In a case in which a trash truck driver filed a class action suit against his former employer, a trash disposal company, for allegedly violating Labor Code provisions regarding meal and rest periods, a class arbitration waiver was unconscionable with respect to the company’s alleged violations given the modest size of the potential individual recovery, the potential for retaliation against members of the class, and the fact that absent members of the class may have been ill informed about their rights. In addition, because the arbitration agreement prevented the driver from acting as a private attorney general on behalf of other similarly situated current and former employees, it conflicted with the Labor Code Private Attorneys General Act of 2004, Lab C §§ 2698 et seq. Franco v. Athens Disposal Co., Inc. (Cal. App. 2d Dist. Mar. 10, 2009), 171 Cal. App. 4th 1277, 90 Cal. Rptr. 3d 539, 2009 Cal. App. LEXIS 305, modified, (Cal. App. 2d Dist. Mar. 18, 2009), 2009 Cal. App. LEXIS 374.

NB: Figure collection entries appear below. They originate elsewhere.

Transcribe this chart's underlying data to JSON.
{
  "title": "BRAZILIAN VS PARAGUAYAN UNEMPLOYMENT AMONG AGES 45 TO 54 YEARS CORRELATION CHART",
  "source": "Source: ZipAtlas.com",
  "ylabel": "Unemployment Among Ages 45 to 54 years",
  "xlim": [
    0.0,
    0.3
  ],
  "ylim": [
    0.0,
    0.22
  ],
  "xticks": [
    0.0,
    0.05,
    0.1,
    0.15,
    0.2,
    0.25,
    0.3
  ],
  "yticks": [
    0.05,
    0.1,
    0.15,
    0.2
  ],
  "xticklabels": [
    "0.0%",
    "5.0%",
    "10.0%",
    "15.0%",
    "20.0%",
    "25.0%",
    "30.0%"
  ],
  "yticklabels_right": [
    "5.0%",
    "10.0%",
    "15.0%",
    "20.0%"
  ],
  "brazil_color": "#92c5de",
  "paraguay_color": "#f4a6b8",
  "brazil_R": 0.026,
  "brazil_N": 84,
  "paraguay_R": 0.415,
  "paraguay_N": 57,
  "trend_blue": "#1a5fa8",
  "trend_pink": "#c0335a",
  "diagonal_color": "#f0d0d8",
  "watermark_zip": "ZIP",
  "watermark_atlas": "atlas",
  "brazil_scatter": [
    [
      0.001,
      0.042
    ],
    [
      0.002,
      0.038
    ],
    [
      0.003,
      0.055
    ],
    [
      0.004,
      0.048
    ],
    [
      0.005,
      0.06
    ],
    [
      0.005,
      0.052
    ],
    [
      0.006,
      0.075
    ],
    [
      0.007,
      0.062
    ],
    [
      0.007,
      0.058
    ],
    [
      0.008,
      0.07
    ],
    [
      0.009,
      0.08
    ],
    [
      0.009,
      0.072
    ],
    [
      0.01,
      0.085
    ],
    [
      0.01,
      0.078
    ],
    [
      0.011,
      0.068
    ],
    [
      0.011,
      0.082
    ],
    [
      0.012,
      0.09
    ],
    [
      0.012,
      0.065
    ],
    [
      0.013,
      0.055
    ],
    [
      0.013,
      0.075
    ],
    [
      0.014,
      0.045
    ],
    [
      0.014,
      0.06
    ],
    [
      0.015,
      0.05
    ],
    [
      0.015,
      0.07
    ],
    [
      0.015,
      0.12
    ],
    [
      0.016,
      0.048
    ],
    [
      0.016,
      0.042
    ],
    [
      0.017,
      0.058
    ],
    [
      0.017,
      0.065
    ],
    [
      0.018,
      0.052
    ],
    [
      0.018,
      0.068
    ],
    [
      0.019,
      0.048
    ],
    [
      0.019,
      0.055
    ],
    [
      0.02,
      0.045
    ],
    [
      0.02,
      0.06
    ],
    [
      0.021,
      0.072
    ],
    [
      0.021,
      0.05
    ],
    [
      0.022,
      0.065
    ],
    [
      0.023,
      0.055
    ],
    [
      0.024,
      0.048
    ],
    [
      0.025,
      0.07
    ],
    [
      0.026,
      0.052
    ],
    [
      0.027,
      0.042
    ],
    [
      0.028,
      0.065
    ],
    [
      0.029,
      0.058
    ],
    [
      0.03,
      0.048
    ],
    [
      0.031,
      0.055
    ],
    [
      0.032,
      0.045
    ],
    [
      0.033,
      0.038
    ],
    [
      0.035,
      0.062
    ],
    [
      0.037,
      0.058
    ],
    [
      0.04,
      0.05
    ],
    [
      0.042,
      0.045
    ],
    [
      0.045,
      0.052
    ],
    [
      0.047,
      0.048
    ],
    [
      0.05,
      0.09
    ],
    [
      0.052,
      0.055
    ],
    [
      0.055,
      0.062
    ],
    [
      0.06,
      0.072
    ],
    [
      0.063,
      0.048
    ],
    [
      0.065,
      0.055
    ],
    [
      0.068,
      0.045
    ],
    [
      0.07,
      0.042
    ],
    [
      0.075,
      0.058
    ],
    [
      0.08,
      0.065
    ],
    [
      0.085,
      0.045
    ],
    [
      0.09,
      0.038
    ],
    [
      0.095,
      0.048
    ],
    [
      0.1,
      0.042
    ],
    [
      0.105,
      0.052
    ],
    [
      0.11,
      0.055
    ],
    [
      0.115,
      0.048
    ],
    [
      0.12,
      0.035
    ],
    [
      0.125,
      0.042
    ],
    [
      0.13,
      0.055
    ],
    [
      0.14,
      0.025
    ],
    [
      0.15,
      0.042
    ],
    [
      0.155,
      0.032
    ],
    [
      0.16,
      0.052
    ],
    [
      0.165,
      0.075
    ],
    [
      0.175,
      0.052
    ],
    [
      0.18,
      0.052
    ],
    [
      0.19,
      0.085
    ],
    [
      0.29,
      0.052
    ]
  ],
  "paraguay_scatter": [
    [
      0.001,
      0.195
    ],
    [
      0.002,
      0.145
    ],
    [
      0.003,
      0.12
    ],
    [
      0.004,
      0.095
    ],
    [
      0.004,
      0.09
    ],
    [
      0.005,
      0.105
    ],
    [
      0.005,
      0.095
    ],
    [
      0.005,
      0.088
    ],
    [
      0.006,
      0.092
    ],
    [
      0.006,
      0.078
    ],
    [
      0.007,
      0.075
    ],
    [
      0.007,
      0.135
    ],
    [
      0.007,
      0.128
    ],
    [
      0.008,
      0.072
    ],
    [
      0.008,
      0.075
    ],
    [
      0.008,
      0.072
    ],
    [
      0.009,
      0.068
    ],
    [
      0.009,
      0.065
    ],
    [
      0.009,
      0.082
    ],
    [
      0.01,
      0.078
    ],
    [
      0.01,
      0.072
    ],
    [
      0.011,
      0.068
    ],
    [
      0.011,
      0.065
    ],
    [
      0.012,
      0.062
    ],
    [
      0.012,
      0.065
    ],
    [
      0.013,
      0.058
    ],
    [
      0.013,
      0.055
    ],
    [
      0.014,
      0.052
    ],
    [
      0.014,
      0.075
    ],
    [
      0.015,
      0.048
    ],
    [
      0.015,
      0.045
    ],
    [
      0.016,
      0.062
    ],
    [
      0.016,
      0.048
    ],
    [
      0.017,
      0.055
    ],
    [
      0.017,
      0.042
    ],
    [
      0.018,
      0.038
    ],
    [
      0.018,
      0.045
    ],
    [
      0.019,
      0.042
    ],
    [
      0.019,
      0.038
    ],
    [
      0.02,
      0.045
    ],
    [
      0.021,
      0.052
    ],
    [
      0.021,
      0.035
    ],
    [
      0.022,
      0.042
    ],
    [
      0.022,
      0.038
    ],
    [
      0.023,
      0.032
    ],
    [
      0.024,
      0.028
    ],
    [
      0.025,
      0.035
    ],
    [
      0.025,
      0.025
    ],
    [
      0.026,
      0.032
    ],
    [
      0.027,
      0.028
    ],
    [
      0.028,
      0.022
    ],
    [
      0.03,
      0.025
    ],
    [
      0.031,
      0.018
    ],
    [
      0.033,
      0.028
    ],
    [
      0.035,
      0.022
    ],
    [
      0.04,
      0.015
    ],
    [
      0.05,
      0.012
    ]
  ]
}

In an employee’s putative class action alleging violations of wage and hour laws under Lab C §§ 226, 226.7 and unfair business practices under B & P C §§ 17200 et seq., the employee was entitled under 28 U.S.C.S. § 1447(c) to remand the action to state court; the employer’s removal of the action under 28 U.S.C.S. § 1441 was improper because the employer did not prove to a legal certainty that the amount in controversy exceeded $5 million pursuant to the Class Action Fairness Act, 28 U.S.C.S. § 1332(d). Fletcher v. Toro Co. (S.D. Cal. Feb. 3, 2009), 2009 U.S. Dist. LEXIS 126693.
Former restaurant employee’s skeletal complaint was sufficient to state claims that appropriate breaks and overtime compensation were denied in violation of Lab C §§ 226.7, 510, and 512; however, the former employee, as class representative, lacked standing to seek injunctive relief and therefore could not seek injunctive relief on behalf of unnamed class members that included current employees. Washington v. Crab Addison, Inc. (N.D. Cal. June 18, 2010), 2010 U.S. Dist. LEXIS 69692.
In a wage and hour action that was filed under the Private Attorneys General Act, Lab C §§ 2698 et seq., the employer demonstrated by a preponderance of evidence that more than $5 million was in controversy for purposes of the Class Action Fairness Act, 28 U.S.C.S. § 1332(d); the minimum amount in controversy was demonstrated based on penalties for non-compliant wage statements and for waiting-time penalties under Lab C §§ 226(e) and 203 and for damages for missed meal and rest periods under Lab C § 226.7 without even accounting for overtime violations, other penalties, or attorneys’ fees. Coleman v. Estes Express Lines, Inc. (C.D. Cal. July 19, 2010), 730 F. Supp. 2d 1141, 2010 U.S. Dist. LEXIS 79772, aff’d, (9th Cir. Cal. Jan. 25, 2011), 631 F.3d 1010, 2011 U.S. App. LEXIS 1538.